President Obama’s budget revived a debate at the Capitol over energy policy and climate change.
As lawmakers like to say, “budgets embody values,” and on the Hill there’s no question over whether the president’s budget shows his values in regards to the nation’s energy sector. He wants to hike clean energy spending by seven percent and offer a myriad of states some four billion dollars if they clean up their air at a quicker pace. Virginia Republican Congressman Morgan Griffith says the budget would be another blow to his southwestern district.
“The president’s had a war on coal. Those people who don’t live in coal country can claim it’s not a war on coal but it is. And this is just another part of that -- you know, let’s take away these tax credits. He wants to do everything he can while he’s in office to eliminate coal and coal jobs. And unfortunately that means he’s hurting big parts of our economy and particularly the people of central Appalachia.”
Whether there’s a war on coal, a war on warming temperatures, or both, this year’s White House budget rekindled the Capitol Hill debate over global warming for the first time in years. Virginia Republican Congressman Rob Wittman dismisses the budget.
“Well it certainly a political document. Obviously, the House is going to set its course through the development of the budget. It’s an exchange of ideas. You know, there’s a lot of different thoughts about where we go.”
Wittman says he’s disappointed the president isn’t putting more money into so-called clean coal technologies.
“If we put the resources into that, in the research and development, I think we can do that and do that very cleanly, very efficiently and do it in ways that help the U.S. economy. So I don’t think we ought to divest in developing our sources of energy.”
The question on the Eastern Shore is different than what southwestern officials are dealing with. The question there isn’t focused on the “energy” from their natural resources. The debate is more about the seas that keep them constantly on guard. Here’s Virginia Democrat Bobby Scott who represents the South Eastern part of the state.
“Well if you look at the problems that are occurring because of climate change in the Hampton Roads area, we’re looking at sea level rise in the next 20 or 30 years at least a foot if not more than that and if you look at what happens when you go up a foot that’s the average when there’s a storm, it’s on top of that.”
Scott says that threatens the state’s military presence.
“The naval base, many of the residential areas in Norfolk and Newport News, certainly those that chronically flood will be at risk and we have to do something and the president is taking action on that in his budget and hopefully much of that funding will remain and we can address the funding.
Coupled with the president’s call to unwind tax breaks enjoyed by the coal and oil and gas industry, is a proposal to invest more money in advanced manufacturing job training programs. Northern Virginia Democratic Congressman Gerry Connolly says that would bode well in economically depressed regions of the commonwealth.
“As we look to the coal part of our economy which is a dwindling part of Virginia’s economy we need to look at investments that can help diversify that economy and create new opportunities for the people in southwest Virginia.”
But Congressman Griffith says he’s heard these promises before.

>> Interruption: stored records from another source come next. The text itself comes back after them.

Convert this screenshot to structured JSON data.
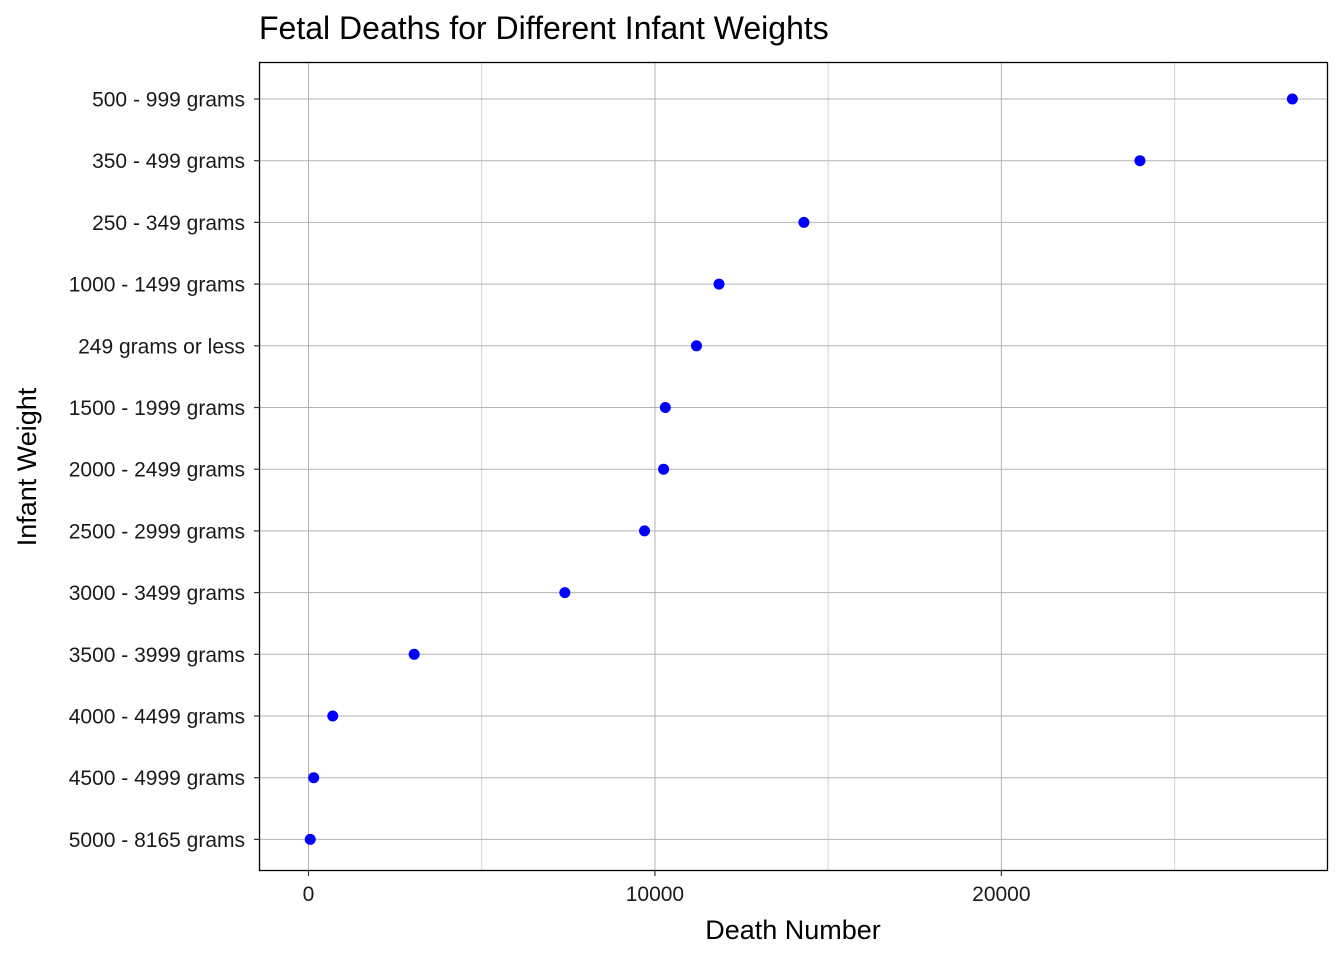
{
  "chart_data": {
    "type": "scatter",
    "title": "Fetal Deaths for Different Infant Weights",
    "xlabel": "Death Number",
    "ylabel": "Infant Weight",
    "xlim": [
      -1400,
      29400
    ],
    "x_ticks": [
      0,
      10000,
      20000
    ],
    "x_tick_labels": [
      "0",
      "10000",
      "20000"
    ],
    "x_minor_ticks": [
      5000,
      15000,
      25000
    ],
    "grid": true,
    "legend": "none",
    "point_color": "#0000ff",
    "categories": [
      "500 - 999 grams",
      "350 - 499 grams",
      "250 - 349 grams",
      "1000 - 1499 grams",
      "249 grams or less",
      "1500 - 1999 grams",
      "2000 - 2499 grams",
      "2500 - 2999 grams",
      "3000 - 3499 grams",
      "3500 - 3999 grams",
      "4000 - 4499 grams",
      "4500 - 4999 grams",
      "5000 - 8165 grams"
    ],
    "values": [
      28400,
      24000,
      14300,
      11850,
      11200,
      10300,
      10250,
      9700,
      7400,
      3050,
      700,
      150,
      50
    ]
  }
}
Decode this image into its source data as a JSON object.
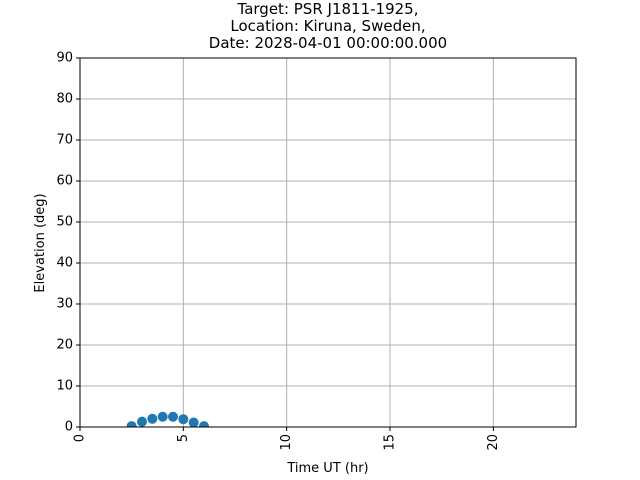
{
  "chart_data": {
    "type": "scatter",
    "title_lines": [
      "Target: PSR J1811-1925,",
      "Location: Kiruna, Sweden,",
      "Date: 2028-04-01 00:00:00.000"
    ],
    "xlabel": "Time UT (hr)",
    "ylabel": "Elevation (deg)",
    "xlim": [
      0,
      24
    ],
    "ylim": [
      0,
      90
    ],
    "xticks": [
      0,
      5,
      10,
      15,
      20
    ],
    "yticks": [
      0,
      10,
      20,
      30,
      40,
      50,
      60,
      70,
      80,
      90
    ],
    "grid": true,
    "marker_color": "#1f77b4",
    "series": [
      {
        "x": [
          2.5,
          3.0,
          3.5,
          4.0,
          4.5,
          5.0,
          5.5,
          6.0
        ],
        "y": [
          0.2,
          1.3,
          2.0,
          2.5,
          2.5,
          1.9,
          1.1,
          0.2
        ]
      }
    ]
  }
}
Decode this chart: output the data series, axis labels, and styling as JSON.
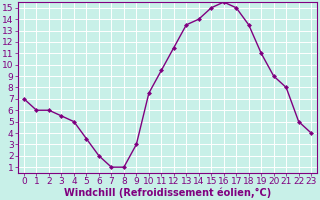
{
  "x": [
    0,
    1,
    2,
    3,
    4,
    5,
    6,
    7,
    8,
    9,
    10,
    11,
    12,
    13,
    14,
    15,
    16,
    17,
    18,
    19,
    20,
    21,
    22,
    23
  ],
  "y": [
    7,
    6,
    6,
    5.5,
    5,
    3.5,
    2,
    1,
    1,
    3,
    7.5,
    9.5,
    11.5,
    13.5,
    14,
    15,
    15.5,
    15,
    13.5,
    11,
    9,
    8,
    5,
    4
  ],
  "line_color": "#800080",
  "marker": "D",
  "marker_size": 2,
  "bg_color": "#c8f0e8",
  "grid_color": "#ffffff",
  "xlabel": "Windchill (Refroidissement éolien,°C)",
  "xlabel_color": "#800080",
  "tick_color": "#800080",
  "spine_color": "#800080",
  "ylim": [
    0.5,
    15.5
  ],
  "xlim": [
    -0.5,
    23.5
  ],
  "yticks": [
    1,
    2,
    3,
    4,
    5,
    6,
    7,
    8,
    9,
    10,
    11,
    12,
    13,
    14,
    15
  ],
  "xticks": [
    0,
    1,
    2,
    3,
    4,
    5,
    6,
    7,
    8,
    9,
    10,
    11,
    12,
    13,
    14,
    15,
    16,
    17,
    18,
    19,
    20,
    21,
    22,
    23
  ],
  "font_size": 6.5,
  "xlabel_fontsize": 7,
  "linewidth": 1.0
}
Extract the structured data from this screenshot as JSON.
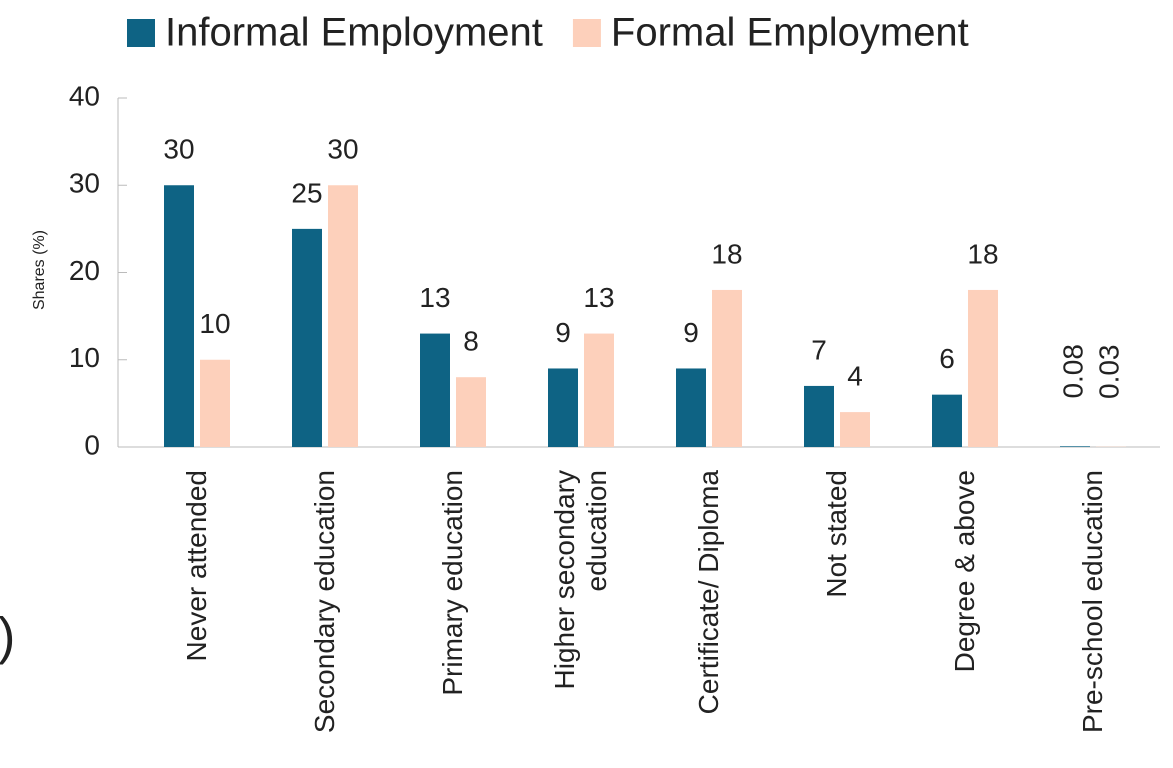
{
  "chart_data": {
    "type": "bar",
    "y_axis_label": "Shares (%)",
    "categories": [
      "Never attended",
      "Secondary education",
      "Primary education",
      "Higher secondary education",
      "Certificate/ Diploma",
      "Not stated",
      "Degree & above",
      "Pre-school education"
    ],
    "series": [
      {
        "name": "Informal Employment",
        "color": "#0e6384",
        "values": [
          30,
          25,
          13,
          9,
          9,
          7,
          6,
          0.08
        ]
      },
      {
        "name": "Formal Employment",
        "color": "#fdd0bb",
        "values": [
          10,
          30,
          8,
          13,
          18,
          4,
          18,
          0.03
        ]
      }
    ],
    "ylim": [
      0,
      40
    ],
    "yticks": [
      0,
      10,
      20,
      30,
      40
    ],
    "grid": false,
    "legend": "top"
  },
  "side_fragment": ")"
}
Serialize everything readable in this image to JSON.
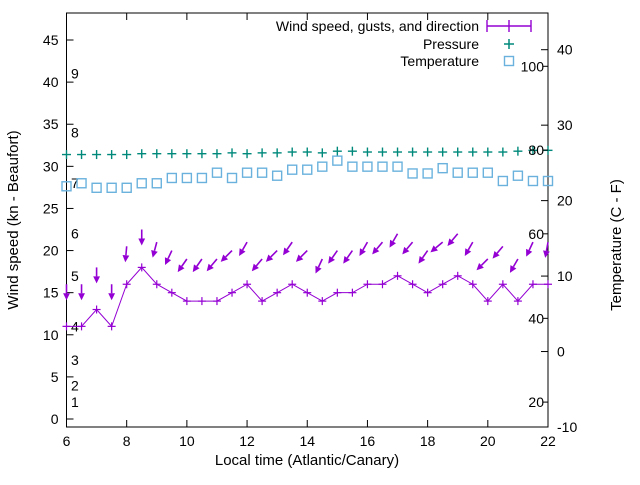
{
  "chart_data": {
    "type": "line",
    "xlabel": "Local time (Atlantic/Canary)",
    "ylabel_left": "Wind speed (kn - Beaufort)",
    "ylabel_right": "Temperature (C - F)",
    "grid": false,
    "legend_position": "top-right-inside",
    "legend": [
      {
        "label": "Wind speed, gusts, and direction",
        "marker": "errorbar-line",
        "color": "#9400d3"
      },
      {
        "label": "Pressure",
        "marker": "plus",
        "color": "#00897b"
      },
      {
        "label": "Temperature",
        "marker": "open-square",
        "color": "#6ab2dd"
      }
    ],
    "axes": {
      "x": {
        "min": 6,
        "max": 22,
        "tick_labels": [
          "6",
          "8",
          "10",
          "12",
          "14",
          "16",
          "18",
          "20",
          "22"
        ],
        "tick_values": [
          6,
          8,
          10,
          12,
          14,
          16,
          18,
          20,
          22
        ]
      },
      "y_left": {
        "unit": "kn",
        "tick_labels": [
          "0",
          "5",
          "10",
          "15",
          "20",
          "25",
          "30",
          "35",
          "40",
          "45"
        ],
        "tick_values": [
          0,
          5,
          10,
          15,
          20,
          25,
          30,
          35,
          40,
          45
        ]
      },
      "y_right": {
        "unit": "C",
        "tick_labels": [
          "-10",
          "0",
          "10",
          "20",
          "30",
          "40"
        ],
        "tick_values": [
          -10,
          0,
          10,
          20,
          30,
          40
        ]
      },
      "beaufort_inplot_labels": [
        {
          "label": "1",
          "kn": 2
        },
        {
          "label": "2",
          "kn": 4
        },
        {
          "label": "3",
          "kn": 7
        },
        {
          "label": "4",
          "kn": 11
        },
        {
          "label": "5",
          "kn": 17
        },
        {
          "label": "6",
          "kn": 22
        },
        {
          "label": "7",
          "kn": 28
        },
        {
          "label": "8",
          "kn": 34
        },
        {
          "label": "9",
          "kn": 41
        }
      ],
      "fahrenheit_inplot_labels": [
        {
          "label": "20",
          "c": -6.7
        },
        {
          "label": "40",
          "c": 4.4
        },
        {
          "label": "60",
          "c": 15.6
        },
        {
          "label": "80",
          "c": 26.7
        },
        {
          "label": "100",
          "c": 37.8
        }
      ]
    },
    "x": [
      6,
      6.5,
      7,
      7.5,
      8,
      8.5,
      9,
      9.5,
      10,
      10.5,
      11,
      11.5,
      12,
      12.5,
      13,
      13.5,
      14,
      14.5,
      15,
      15.5,
      16,
      16.5,
      17,
      17.5,
      18,
      18.5,
      19,
      19.5,
      20,
      20.5,
      21,
      21.5,
      22
    ],
    "series": [
      {
        "name": "wind_speed_kn",
        "axis": "left",
        "color": "#9400d3",
        "values": [
          11,
          11,
          13,
          11,
          16,
          18,
          16,
          15,
          14,
          14,
          14,
          15,
          16,
          14,
          15,
          16,
          15,
          14,
          15,
          15,
          16,
          16,
          17,
          16,
          15,
          16,
          17,
          16,
          14,
          16,
          14,
          16,
          16
        ]
      },
      {
        "name": "wind_gust_kn",
        "axis": "left",
        "color": "#9400d3",
        "values": [
          16,
          16,
          18,
          16,
          20.5,
          22.5,
          21,
          20,
          19,
          19,
          19,
          20,
          21,
          19,
          20,
          21,
          20,
          19,
          20,
          20,
          21,
          21,
          22,
          21,
          20,
          21,
          22,
          21,
          19,
          20.5,
          19,
          21,
          21
        ]
      },
      {
        "name": "wind_direction_arrow_deg_from_down",
        "axis": "left",
        "color": "#9400d3",
        "values": [
          0,
          0,
          0,
          0,
          5,
          0,
          15,
          25,
          35,
          35,
          40,
          45,
          30,
          40,
          45,
          35,
          45,
          25,
          35,
          35,
          30,
          40,
          30,
          40,
          35,
          50,
          40,
          30,
          45,
          40,
          30,
          25,
          10
        ]
      },
      {
        "name": "pressure_scaled_left_axis",
        "axis": "left",
        "color": "#00897b",
        "values": [
          31.4,
          31.4,
          31.4,
          31.4,
          31.4,
          31.5,
          31.5,
          31.5,
          31.5,
          31.5,
          31.5,
          31.6,
          31.5,
          31.6,
          31.6,
          31.7,
          31.7,
          31.6,
          31.8,
          31.8,
          31.7,
          31.7,
          31.7,
          31.7,
          31.7,
          31.7,
          31.7,
          31.7,
          31.7,
          31.7,
          31.8,
          31.9,
          31.9
        ]
      },
      {
        "name": "temperature_c",
        "axis": "right",
        "color": "#6ab2dd",
        "values": [
          21.9,
          22.3,
          21.7,
          21.7,
          21.7,
          22.3,
          22.3,
          23.0,
          23.0,
          23.0,
          23.7,
          23.0,
          23.7,
          23.7,
          23.3,
          24.1,
          24.1,
          24.5,
          25.3,
          24.5,
          24.5,
          24.5,
          24.5,
          23.6,
          23.6,
          24.3,
          23.7,
          23.7,
          23.7,
          22.6,
          23.3,
          22.6,
          22.6
        ]
      }
    ],
    "colors": {
      "axis": "#000000",
      "wind": "#9400d3",
      "pressure": "#00897b",
      "temperature": "#6ab2dd"
    }
  }
}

“We’ve lost textile. We’ve lost furniture. We’ve lost tobacco. Every time the federal government and others have said, ‘oh we’ll help you transition. We’ll throw a little money in for training.’ Well you’ve got to have the jobs.”
Griffith says you can’t discuss jobs without discussing energy.
“And one of the ways you get advanced manufacturing is you have an affordable energy system that is reliable and affordable. When you start taking away the things that make the American energy system affordable and reliable -- coal, etc -- then you’re making it harder for advanced manufacturing to come into the area.”
President Obama’s budget marks the start of this year’s budget war. Next up should be the House and Senate budgets, which will give the GOP the chance to outline their priorities for the nation.